What if the number of addends is odd? Well, it also comes out. Imagine that we add up to the fifth round, we have to 1 + 2 + 3 + 4 + 5 + 6 + 7 + 8 + 9 + 10 + 11 + 12 + 13 + 14 + 15 = 1 + 15 + 2 + 14 + 3 + 13 + 4 + 12 + 5 + 11 + 6 + 10 + 7 + 9 + 8 = 16 + 16 + 16 + 16 + 16 + 16 + 16 + 8 = 16 * 7.5 = 120. Note that although we match all the In addition, one is left without a partner, since it is odd, but it is worth exactly half the sum of two, so it is as if you had the exact half of addends than before.

If we assume that he has done n laps adding euros, we will have distributed 1 + 2 + 3 + ... + 3n = (3n + 1) * 3n / 2, that is, the sum of the last plus the first for the total of addends match For 2.

And this number we want to approach 2008, that is, (3n + 1) * 3n / 2 = 2008 (approximately). If we solve it as if it were an equation, we multiply by 2, and it remains (3n + 1) * 3n = 4016, where 9n2 + 3n = 4016, and we have the second degree equation 9n2 + 3n - 4016 = 0. Sure , that we are not looking for the exact solution, but the one that closest to 2008 produces the result without going over. The negative solution does not interest us, so we would have to n, approximately, (-3 + √ (9 + 4 * 9 * 4016)) / (2 * 9). The expression inside the root is 144585, whose root, rounding, is 380. If we subtract three it is 377, which, dividing it by 18 does not give exact, we round down to 20.

For n = 20, the sum gives 1830, while for 21 gives 2016.
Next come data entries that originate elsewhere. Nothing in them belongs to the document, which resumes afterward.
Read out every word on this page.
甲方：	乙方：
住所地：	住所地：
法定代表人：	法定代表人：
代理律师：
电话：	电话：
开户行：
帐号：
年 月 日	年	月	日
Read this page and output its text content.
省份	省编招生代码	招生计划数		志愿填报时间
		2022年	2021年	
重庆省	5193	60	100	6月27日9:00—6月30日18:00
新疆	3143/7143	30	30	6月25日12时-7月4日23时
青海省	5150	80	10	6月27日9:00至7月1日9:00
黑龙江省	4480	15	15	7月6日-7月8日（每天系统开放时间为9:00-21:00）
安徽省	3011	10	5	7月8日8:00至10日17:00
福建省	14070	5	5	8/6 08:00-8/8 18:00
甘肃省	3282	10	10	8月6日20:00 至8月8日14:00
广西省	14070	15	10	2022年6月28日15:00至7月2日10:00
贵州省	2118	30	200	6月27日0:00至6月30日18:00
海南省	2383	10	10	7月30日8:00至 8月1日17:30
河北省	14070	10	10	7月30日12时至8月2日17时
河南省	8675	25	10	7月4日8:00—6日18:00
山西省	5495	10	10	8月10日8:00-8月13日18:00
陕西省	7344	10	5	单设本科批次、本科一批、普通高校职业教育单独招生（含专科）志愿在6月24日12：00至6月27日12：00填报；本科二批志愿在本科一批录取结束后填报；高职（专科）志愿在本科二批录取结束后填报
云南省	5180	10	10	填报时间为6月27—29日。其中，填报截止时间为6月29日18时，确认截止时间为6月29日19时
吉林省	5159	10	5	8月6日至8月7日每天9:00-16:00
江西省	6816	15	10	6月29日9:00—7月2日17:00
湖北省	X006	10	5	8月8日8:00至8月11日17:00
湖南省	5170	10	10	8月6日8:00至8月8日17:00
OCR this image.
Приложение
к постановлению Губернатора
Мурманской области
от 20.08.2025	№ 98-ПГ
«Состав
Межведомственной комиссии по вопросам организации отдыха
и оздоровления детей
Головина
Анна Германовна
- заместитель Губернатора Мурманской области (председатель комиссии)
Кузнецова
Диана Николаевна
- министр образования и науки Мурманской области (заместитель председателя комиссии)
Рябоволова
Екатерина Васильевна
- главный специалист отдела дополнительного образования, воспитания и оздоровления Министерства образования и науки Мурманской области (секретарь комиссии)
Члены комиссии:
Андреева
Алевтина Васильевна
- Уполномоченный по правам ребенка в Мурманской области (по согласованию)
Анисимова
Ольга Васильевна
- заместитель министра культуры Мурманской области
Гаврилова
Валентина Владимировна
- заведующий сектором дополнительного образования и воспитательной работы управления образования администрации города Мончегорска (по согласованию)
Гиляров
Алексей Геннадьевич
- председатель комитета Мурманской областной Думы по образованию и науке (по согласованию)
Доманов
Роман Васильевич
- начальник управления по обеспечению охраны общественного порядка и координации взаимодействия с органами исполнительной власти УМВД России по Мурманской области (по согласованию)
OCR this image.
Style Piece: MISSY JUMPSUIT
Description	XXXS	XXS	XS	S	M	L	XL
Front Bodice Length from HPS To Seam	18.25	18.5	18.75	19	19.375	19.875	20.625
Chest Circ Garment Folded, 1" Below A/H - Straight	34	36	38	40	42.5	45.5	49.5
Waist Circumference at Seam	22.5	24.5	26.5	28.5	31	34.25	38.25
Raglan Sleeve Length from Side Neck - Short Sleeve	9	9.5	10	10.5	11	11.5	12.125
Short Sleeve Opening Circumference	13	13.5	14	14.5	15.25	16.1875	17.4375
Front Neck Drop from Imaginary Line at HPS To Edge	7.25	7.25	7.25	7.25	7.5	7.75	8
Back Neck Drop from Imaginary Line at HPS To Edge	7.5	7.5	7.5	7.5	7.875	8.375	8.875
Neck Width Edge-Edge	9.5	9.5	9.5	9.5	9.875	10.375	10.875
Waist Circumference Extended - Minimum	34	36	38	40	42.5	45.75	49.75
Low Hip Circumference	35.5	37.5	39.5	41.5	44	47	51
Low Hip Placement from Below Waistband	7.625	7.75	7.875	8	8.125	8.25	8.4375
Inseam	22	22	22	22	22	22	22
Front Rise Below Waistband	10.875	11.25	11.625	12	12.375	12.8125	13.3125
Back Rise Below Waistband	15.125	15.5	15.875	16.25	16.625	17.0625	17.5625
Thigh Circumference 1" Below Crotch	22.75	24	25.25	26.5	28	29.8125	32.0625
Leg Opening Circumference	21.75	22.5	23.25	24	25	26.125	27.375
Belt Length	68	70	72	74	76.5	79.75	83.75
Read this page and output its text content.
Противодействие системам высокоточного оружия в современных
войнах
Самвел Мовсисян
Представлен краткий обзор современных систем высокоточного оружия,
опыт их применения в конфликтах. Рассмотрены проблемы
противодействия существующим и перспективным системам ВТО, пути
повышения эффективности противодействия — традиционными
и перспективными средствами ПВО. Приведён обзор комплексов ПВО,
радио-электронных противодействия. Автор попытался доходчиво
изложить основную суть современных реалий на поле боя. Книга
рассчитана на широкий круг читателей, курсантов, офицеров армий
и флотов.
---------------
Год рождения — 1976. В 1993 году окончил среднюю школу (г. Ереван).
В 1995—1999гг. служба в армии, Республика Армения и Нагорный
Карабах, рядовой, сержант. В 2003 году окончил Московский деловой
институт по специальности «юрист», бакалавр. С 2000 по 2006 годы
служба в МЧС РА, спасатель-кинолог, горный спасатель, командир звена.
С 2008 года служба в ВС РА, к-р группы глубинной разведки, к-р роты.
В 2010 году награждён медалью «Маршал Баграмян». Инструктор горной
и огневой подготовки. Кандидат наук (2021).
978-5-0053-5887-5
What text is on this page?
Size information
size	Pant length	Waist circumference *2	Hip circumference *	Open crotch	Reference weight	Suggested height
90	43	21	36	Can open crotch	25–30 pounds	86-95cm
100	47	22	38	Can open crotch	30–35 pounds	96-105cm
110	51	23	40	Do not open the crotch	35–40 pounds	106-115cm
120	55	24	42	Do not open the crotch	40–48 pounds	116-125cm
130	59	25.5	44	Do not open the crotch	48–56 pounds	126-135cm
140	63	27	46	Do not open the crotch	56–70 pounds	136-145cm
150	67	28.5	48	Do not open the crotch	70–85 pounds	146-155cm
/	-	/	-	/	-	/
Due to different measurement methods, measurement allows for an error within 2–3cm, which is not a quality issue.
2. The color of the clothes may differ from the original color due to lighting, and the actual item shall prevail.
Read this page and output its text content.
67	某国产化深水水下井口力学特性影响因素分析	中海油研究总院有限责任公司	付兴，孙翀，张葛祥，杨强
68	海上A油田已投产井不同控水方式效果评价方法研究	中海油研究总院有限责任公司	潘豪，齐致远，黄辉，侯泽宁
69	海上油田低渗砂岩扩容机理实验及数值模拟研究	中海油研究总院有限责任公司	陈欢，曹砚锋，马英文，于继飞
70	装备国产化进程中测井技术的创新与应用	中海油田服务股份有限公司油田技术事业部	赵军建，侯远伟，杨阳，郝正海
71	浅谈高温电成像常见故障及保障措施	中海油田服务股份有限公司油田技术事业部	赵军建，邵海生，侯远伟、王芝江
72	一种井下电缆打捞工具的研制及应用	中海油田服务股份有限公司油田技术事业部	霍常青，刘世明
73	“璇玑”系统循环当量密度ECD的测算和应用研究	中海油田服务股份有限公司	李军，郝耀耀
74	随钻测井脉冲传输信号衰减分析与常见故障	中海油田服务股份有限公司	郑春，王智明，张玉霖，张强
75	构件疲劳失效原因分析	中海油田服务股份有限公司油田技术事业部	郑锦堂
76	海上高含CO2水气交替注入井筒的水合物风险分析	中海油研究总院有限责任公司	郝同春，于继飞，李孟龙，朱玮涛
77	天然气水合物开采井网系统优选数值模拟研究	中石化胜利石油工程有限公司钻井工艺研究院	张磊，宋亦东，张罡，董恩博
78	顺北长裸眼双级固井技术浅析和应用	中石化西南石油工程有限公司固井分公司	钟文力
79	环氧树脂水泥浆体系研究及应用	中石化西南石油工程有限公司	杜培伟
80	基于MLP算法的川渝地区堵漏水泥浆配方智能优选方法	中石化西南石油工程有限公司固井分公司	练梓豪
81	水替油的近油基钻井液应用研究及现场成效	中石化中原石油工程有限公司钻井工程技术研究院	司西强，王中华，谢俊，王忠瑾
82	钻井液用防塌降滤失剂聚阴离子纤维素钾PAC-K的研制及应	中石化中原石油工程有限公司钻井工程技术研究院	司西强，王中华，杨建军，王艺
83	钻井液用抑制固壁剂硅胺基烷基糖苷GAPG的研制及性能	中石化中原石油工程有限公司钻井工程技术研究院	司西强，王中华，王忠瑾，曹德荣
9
Then in the money delivery series, it will stop at number 20, and **will be left over 2008 - 1830 = € 178**.

How much have you given to Benito? To calculate this, we must add 2 + 5 + 8 +… + 56 + 59, which will be the sum that we place in position 20. Again, we observe that 2 + 59 = 5 + 56 = 61, if we choose the 20 addends of convenient way we will have 10 times 61, which means **a total for Benito of € 610**.